Intuition for continuous compound interest

Question

The formula for continuos compound interest is $$A = Pe^{(rt)}$$ Where $r$ is the interest rate per year. Interestingly, even though the money is compounded continuosly , it still depends on the annual interest rate rather than instantaneous interest rate. Is there any intuition to understand this?

Answer 1

For a principal $P$ and an annual rate of interest $r$ (compounded annually), the amount at the end of $t$ years is given by

$$A = P(1 + r)^t$$

Part 1

Before we move ahead, it's important to understand the meaning and significance of the phrase "compounded annually". The phrase implies that at the end of every year (because "annually"), we will take the amount at that point (principal at the start of that year + interest accrued during that year) and make it the principal for the next year.

If it said compounded semi-annually, it would imply that the end of every six months, we will take the amount at that point (principal at the start of that six-month period + interest accrued during that six-month perios) and make it the principal for the next six months.

Notice something? Frequency of compounding has nothing to do with the rate of interest. It just determines how often we will revise the principal (by adding interest to it) for the calculation of subsequent interests.

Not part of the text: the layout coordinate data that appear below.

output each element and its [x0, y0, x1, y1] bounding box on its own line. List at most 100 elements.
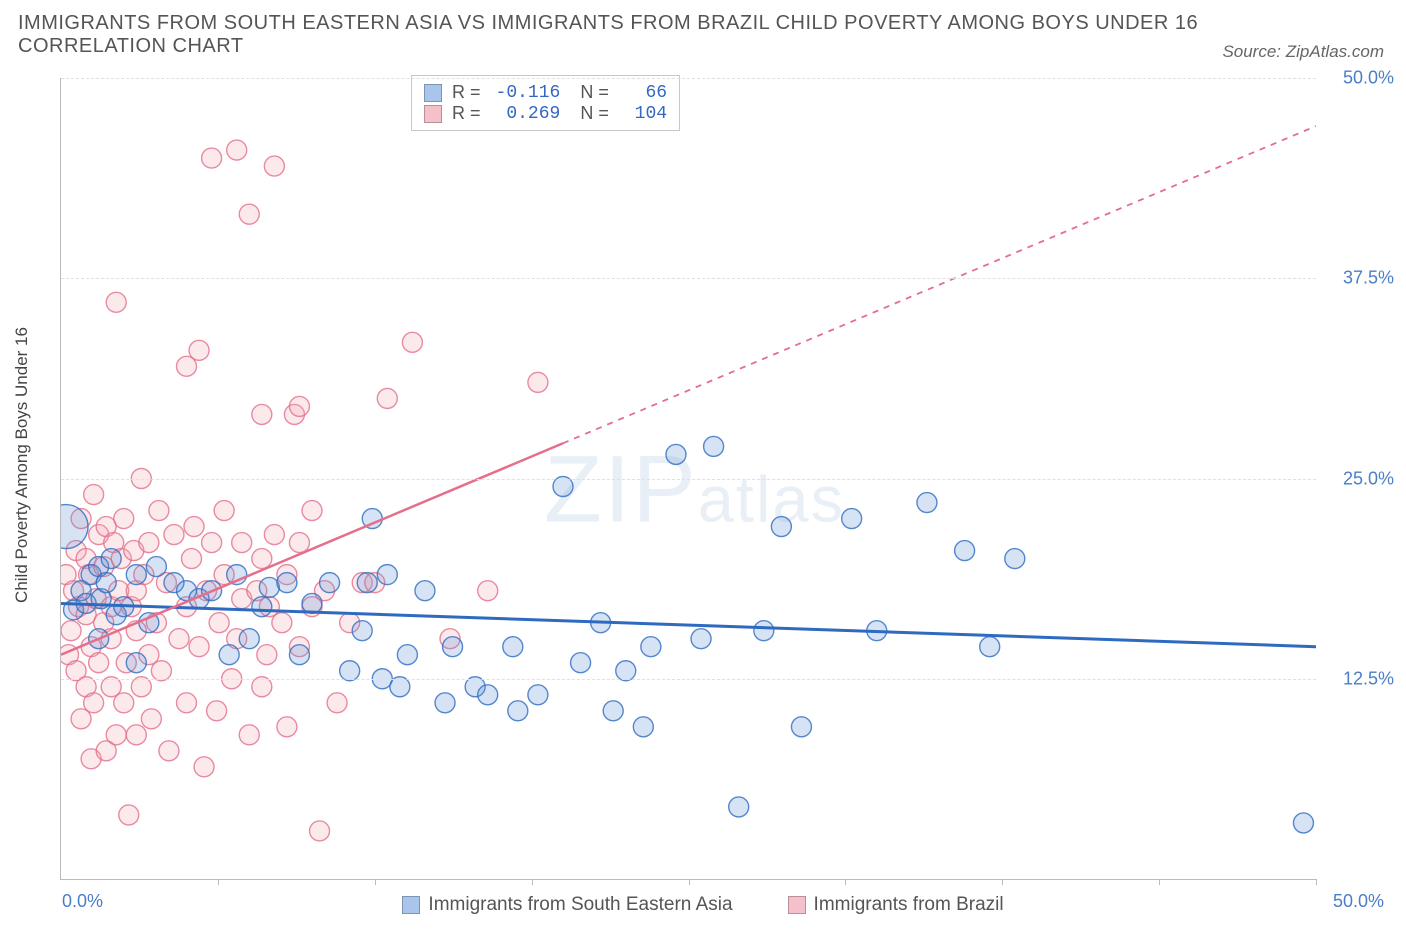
data-point [264, 525, 284, 545]
correlation-value: 0.269 [496, 104, 561, 124]
data-point [352, 621, 372, 641]
data-point [277, 717, 297, 737]
data-point [754, 621, 774, 641]
data-point [184, 517, 204, 537]
data-point [691, 629, 711, 649]
data-point [202, 533, 222, 553]
data-point [257, 645, 277, 665]
data-point [415, 581, 435, 601]
data-point [603, 701, 623, 721]
data-point [478, 685, 498, 705]
data-point [119, 805, 139, 825]
data-point [141, 709, 161, 729]
stat-row: R = 0.269 N = 104 [424, 103, 667, 124]
data-point [96, 573, 116, 593]
stat-label: R = [452, 82, 486, 103]
data-point [61, 621, 81, 641]
data-point [139, 533, 159, 553]
x-tick [1159, 879, 1160, 885]
data-point [239, 204, 259, 224]
data-point [320, 573, 340, 593]
gridline [61, 78, 1316, 79]
data-point [1005, 549, 1025, 569]
data-point [101, 549, 121, 569]
data-point [791, 717, 811, 737]
data-point [232, 533, 252, 553]
x-tick [375, 879, 376, 885]
x-tick [689, 879, 690, 885]
series-swatch [424, 84, 442, 102]
data-point [528, 685, 548, 705]
data-point [209, 613, 229, 633]
data-point [666, 444, 686, 464]
data-point [435, 693, 455, 713]
x-tick [1316, 879, 1317, 885]
sample-size-value: 104 [624, 104, 667, 124]
series-swatch [424, 105, 442, 123]
data-point [478, 581, 498, 601]
data-point [89, 653, 109, 673]
data-point [397, 645, 417, 665]
data-point [126, 653, 146, 673]
data-point [842, 509, 862, 529]
correlation-value: -0.116 [496, 83, 561, 103]
data-point [252, 404, 272, 424]
data-point [377, 565, 397, 585]
data-point [917, 493, 937, 513]
sample-size-value: 66 [624, 83, 667, 103]
gridline [61, 479, 1316, 480]
data-point [443, 637, 463, 657]
data-point [729, 797, 749, 817]
data-point [194, 757, 214, 777]
data-point [126, 565, 146, 585]
trend-line [563, 126, 1316, 443]
data-point [159, 741, 179, 761]
y-tick-label: 37.5% [1343, 268, 1394, 289]
data-point [771, 517, 791, 537]
data-point [357, 573, 377, 593]
data-point [84, 693, 104, 713]
data-point [402, 332, 422, 352]
data-point [106, 292, 126, 312]
data-point [272, 613, 292, 633]
legend-label: Immigrants from Brazil [814, 894, 1004, 916]
data-point [252, 677, 272, 697]
data-point [616, 661, 636, 681]
data-point [302, 501, 322, 521]
stat-row: R = -0.116 N = 66 [424, 82, 667, 103]
data-point [289, 396, 309, 416]
correlation-stat-box: R = -0.116 N = 66R = 0.269 N = 104 [411, 75, 680, 131]
source-attribution: Source: ZipAtlas.com [1222, 42, 1384, 62]
data-point [114, 509, 134, 529]
data-point [239, 725, 259, 745]
data-point [259, 577, 279, 597]
data-point [553, 477, 573, 497]
x-tick [532, 879, 533, 885]
legend: Immigrants from South Eastern AsiaImmigr… [0, 894, 1406, 916]
data-point [151, 661, 171, 681]
data-point [310, 821, 330, 841]
data-point [264, 156, 284, 176]
data-point [214, 501, 234, 521]
data-point [1293, 813, 1313, 833]
data-point [189, 637, 209, 657]
data-point [955, 541, 975, 561]
data-point [340, 661, 360, 681]
data-point [202, 148, 222, 168]
data-point [164, 525, 184, 545]
y-tick-label: 50.0% [1343, 68, 1394, 89]
x-tick [218, 879, 219, 885]
chart-container: IMMIGRANTS FROM SOUTH EASTERN ASIA VS IM… [0, 0, 1406, 930]
data-point [528, 372, 548, 392]
x-tick [1002, 879, 1003, 885]
data-point [980, 637, 1000, 657]
data-point [377, 388, 397, 408]
data-point [169, 629, 189, 649]
x-tick [845, 879, 846, 885]
data-point [508, 701, 528, 721]
data-point [126, 725, 146, 745]
data-point [390, 677, 410, 697]
data-point [289, 533, 309, 553]
stat-label: N = [570, 82, 614, 103]
data-point [219, 645, 239, 665]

I hope this removes any doubts you had about why we are using the annual interest rate even when compounding continuously.

In our formula though (from above), $r$ will be replaced by $r/n$, where $n$ represents the number of times compounding in done every year. Why, you might ask? That's because the period for which we are calculating the interest is $1/n$ years.

As an example, if rate of interest is $10 \%$ and compounding is done semi-annually, the interest for each period would would only be $10 / 2 = 5$ percent because our period is only half a year.

So our formula becomes

$$A = P \left( 1 + \frac{r}{n} \right)^{nt}$$

Part 2

Higher the frequency of compounding, the faster your interest starts earning interest. That, in turn, would mean a higher amount at the end of a year or $t$ years.

But how high can we go? What is the maximum amount we can obtain by reducing the period of compounding only (leaving the interest rate unchanged)? Well, the best we can do (at least, theoretically) is compound an infinite number of times. So make $n$ approach $\infty$. That would give us an amount of

$$\begin{align*} A &= \lim_{n\to\infty} P \left( 1 + \frac{r}{n} \right)^{nt} \\[0.3cm] &= Pe^{rt} \end{align*}$$

Which, not surprisingly, is the formula you have in your post.

To conclude, the rate of interest and the frequency of compounding are two different things with nothing to do with one another. And the formula you mention is concerned only with the former.